The U.S. Court of Appeals for the Fifth Circuit recently held that a Creditor Exclusion provision in D&O insurance coverage may result in significant limitations on the coverage provided to the D&Os, when the underlying dispute is with a creditor in its capacity as such.
In the case, a company defaulted on its obligations after refinancing its debt, and later filed for bankruptcy. In response, the lenders sued the owners and officers of the company (“the Verbeeks”) in Texas state court, alleging misrepresentation of the company’s financial condition. Once sued, the Verbeeks tendered the litigation to the insurer, Markel, pursuant to directors and officers (D&Os) coverage. Markel, in turn, denied having a duty to defend by citing a Creditor Exclusion provision in the policy denying liability for claims “on behalf of…any creditor” in its “capacity as such”.
The court rejected the Verbeeks’ attempt to frame the issue as “peripheral to the debt”, i.e., one brought by the lenders as injured parties in a misrepresentation dispute (tort), and not in their capacity as creditors (on account of funded debt).
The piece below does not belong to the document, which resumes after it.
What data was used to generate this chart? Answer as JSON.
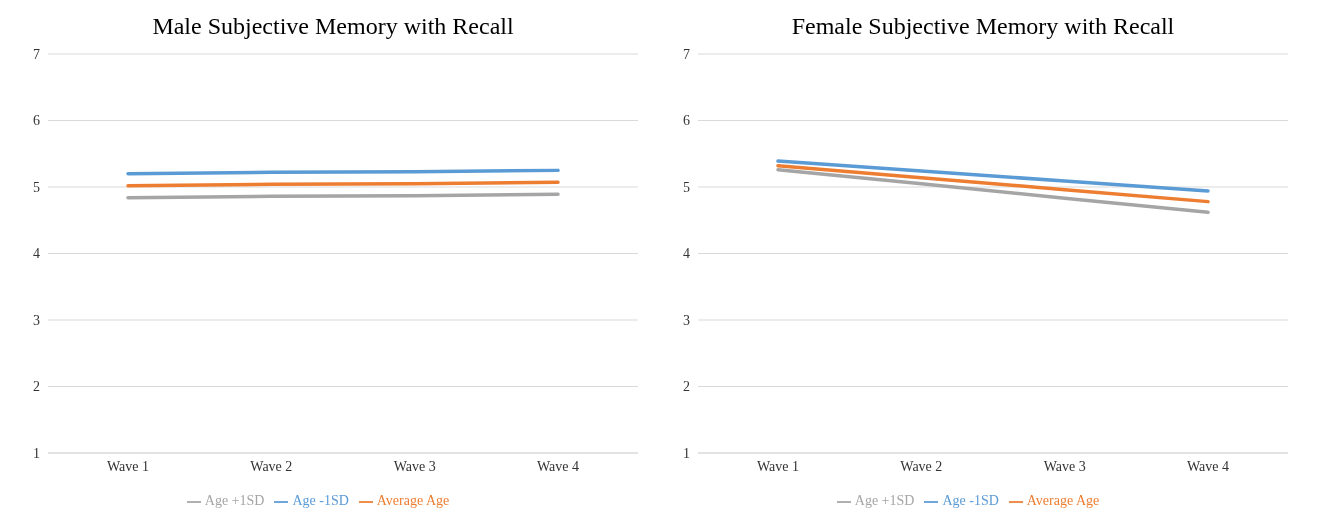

Instead, the court ruled in favor of Markel, finding that the underlying litigation stemmed from the lenders’ “roles as defrauded creditors”, on which “the Creditor Exclusion bars coverage”. The discussion focused on the Capacity requirement, namely the circumstances upon which a dispute is coupled with a loan. It was stressed that “all damages originate from the loans the Verbeeks…[allegedly] fraudulently induced” the lenders to extend. The court also rejected the Verbeeks’ argument that the company’s confirmed liquidation plan somehow negates the lenders’ creditor capacity, since the complaint was filed prior to confirmation of the plan and capacity to sue is measured at the time the complaint is filed. In practice, D&Os should be vigilant in reviewing their company’s D&O policies to ensure that they provide meaningful coverage without buried exclusions that may negate coverage at times it is most required.